Re: [tcpm] Genart last call review of draft-ietf-tcpm-rto-consider-14

See a few comments (marked GF) from the perspective of other transport 
RFCs, in case this helps you find text...

-------- Forwarded Message --------
Subject: 	Re: [tcpm] Genart last call review of 
draft-ietf-tcpm-rto-consider-14
Date: 	Thu, 18 Jun 2020 11:00:15 +0100
From: 	Stewart Bryant <stewart.bryant@gmail.com>
To: 	Martin Duke <martin.h.duke@gmail.com>
CC: 	tcpm <tcpm@ietf.org>, Review Team <gen-art@ietf.org>, Mark Allman 
<mallman@icir.org>, Last Call <last-call@ietf.org>, Stewart Bryant 
<stewart.bryant@gmail.com>, tom petch <daedulus@btconnect.com>, 
draft-ietf-tcpm-rto-consider.all@ietf.org

> On 17 Jun 2020, at 18:20, Martin Duke <martin.h.duke@gmail.com 
> <mailto:martin.h.duke@gmail.com>> wrote:
>
> Hi Stewart,
>
> If there are no further objections, I'm going to declare consensus.
>
> On Thu, Jun 11, 2020 at 1:45 PM Martin Duke <martin.h.duke@gmail.com 
> <mailto:martin.h.duke@gmail.com>> wrote:
>
>     Stewart,
>
>     do we need more cycles for this, or is draft-15 sufficient to
>     address your concerns?
>
>     On Mon, Jun 8, 2020 at 12:52 PM Mark Allman <mallman@icir.org
>     <mailto:mallman@icir.org>> wrote:
>
>
>         Hi Stewart, et.al <http://et.al/>.!
>
>         I just submitted a new version of rto-consider. Please ask the
>         datatracker for diffs between this and rev -14.  The highlights:
>
>           - The diffs with the last rev are here:
>         https://tools.ietf.org/rfcdiff?difftype=--hwdiff&url2=draft-ietf-tcpm-rto-consider-15.txt
>

*In the general case, delay across a network path depends not only on 
distance, but also a number of variable components such as the route and 
the level of buffering in intermediate devices.*

Its is more the contending/conflicting traffic rather than the 
buffering, or perhaps the time spent in queues, but “buffering” is a 
link a transport colloquial term.

GF: The word being sought might be "queueing" (I think that buffering is 
thought of as memory- and hence max queue).

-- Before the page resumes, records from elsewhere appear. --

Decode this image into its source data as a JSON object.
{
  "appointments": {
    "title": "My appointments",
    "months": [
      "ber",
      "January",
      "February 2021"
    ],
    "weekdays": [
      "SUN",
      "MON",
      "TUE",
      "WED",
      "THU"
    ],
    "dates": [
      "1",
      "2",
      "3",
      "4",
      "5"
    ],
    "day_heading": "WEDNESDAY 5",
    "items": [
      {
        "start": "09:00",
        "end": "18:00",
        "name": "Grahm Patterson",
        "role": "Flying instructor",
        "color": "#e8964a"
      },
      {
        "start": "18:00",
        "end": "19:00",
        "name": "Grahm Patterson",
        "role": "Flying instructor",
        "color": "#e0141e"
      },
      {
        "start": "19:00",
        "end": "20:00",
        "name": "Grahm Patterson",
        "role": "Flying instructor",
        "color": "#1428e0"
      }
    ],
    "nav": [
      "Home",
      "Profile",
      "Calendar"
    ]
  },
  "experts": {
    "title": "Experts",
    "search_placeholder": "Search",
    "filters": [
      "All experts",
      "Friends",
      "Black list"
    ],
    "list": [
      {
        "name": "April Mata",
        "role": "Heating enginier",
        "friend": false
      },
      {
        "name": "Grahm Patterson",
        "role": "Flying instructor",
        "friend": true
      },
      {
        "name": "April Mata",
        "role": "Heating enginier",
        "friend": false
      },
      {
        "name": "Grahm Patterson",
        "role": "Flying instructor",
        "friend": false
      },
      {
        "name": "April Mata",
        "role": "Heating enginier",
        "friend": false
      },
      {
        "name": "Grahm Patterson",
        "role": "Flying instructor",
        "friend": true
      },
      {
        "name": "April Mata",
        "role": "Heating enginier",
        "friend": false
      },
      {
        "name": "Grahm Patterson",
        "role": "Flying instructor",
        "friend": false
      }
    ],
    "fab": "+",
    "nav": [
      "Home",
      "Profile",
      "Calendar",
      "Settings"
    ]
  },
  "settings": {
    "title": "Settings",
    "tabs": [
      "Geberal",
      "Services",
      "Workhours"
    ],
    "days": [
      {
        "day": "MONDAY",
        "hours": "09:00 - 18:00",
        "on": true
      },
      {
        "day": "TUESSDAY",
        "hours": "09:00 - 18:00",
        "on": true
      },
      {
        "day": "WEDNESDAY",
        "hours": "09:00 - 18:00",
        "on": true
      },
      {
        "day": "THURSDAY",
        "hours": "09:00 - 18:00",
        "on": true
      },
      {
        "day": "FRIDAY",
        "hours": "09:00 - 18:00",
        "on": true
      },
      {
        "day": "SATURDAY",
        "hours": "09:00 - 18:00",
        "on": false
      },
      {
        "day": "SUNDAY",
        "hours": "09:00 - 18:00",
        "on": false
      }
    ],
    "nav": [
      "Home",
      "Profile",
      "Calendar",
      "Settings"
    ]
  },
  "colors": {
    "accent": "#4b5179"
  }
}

*Since our wide-area network paths are best effort, packet loss is a 
regular occurrence. *

No the best effort Internet experiences this. There ate many well 
engineered WAN that do not.

What I am not seeing is clearer text that distinguishes between user 
traffic and “engineering” traffic that is used to make the network work, 
and between the end to end traffic and traffic within an AS that may be 
there for other purposes (high value service also offered by the 
provider) and WANs that are well engineered.

Perhaps we could include a clearer disclaimer regarding the 
non-best-effort-internet-end-to-end traffic?

You have some text on this down in section 2 but it is a bit buried.

Perhaps something early on of the form: This document is specially 
concerned with end to end behaviour over the best effort Internet. As 
noted in section 2 it may not me applicable to other types of WAN, or to 
the  traffic used in affecting the operation of the Internet itself.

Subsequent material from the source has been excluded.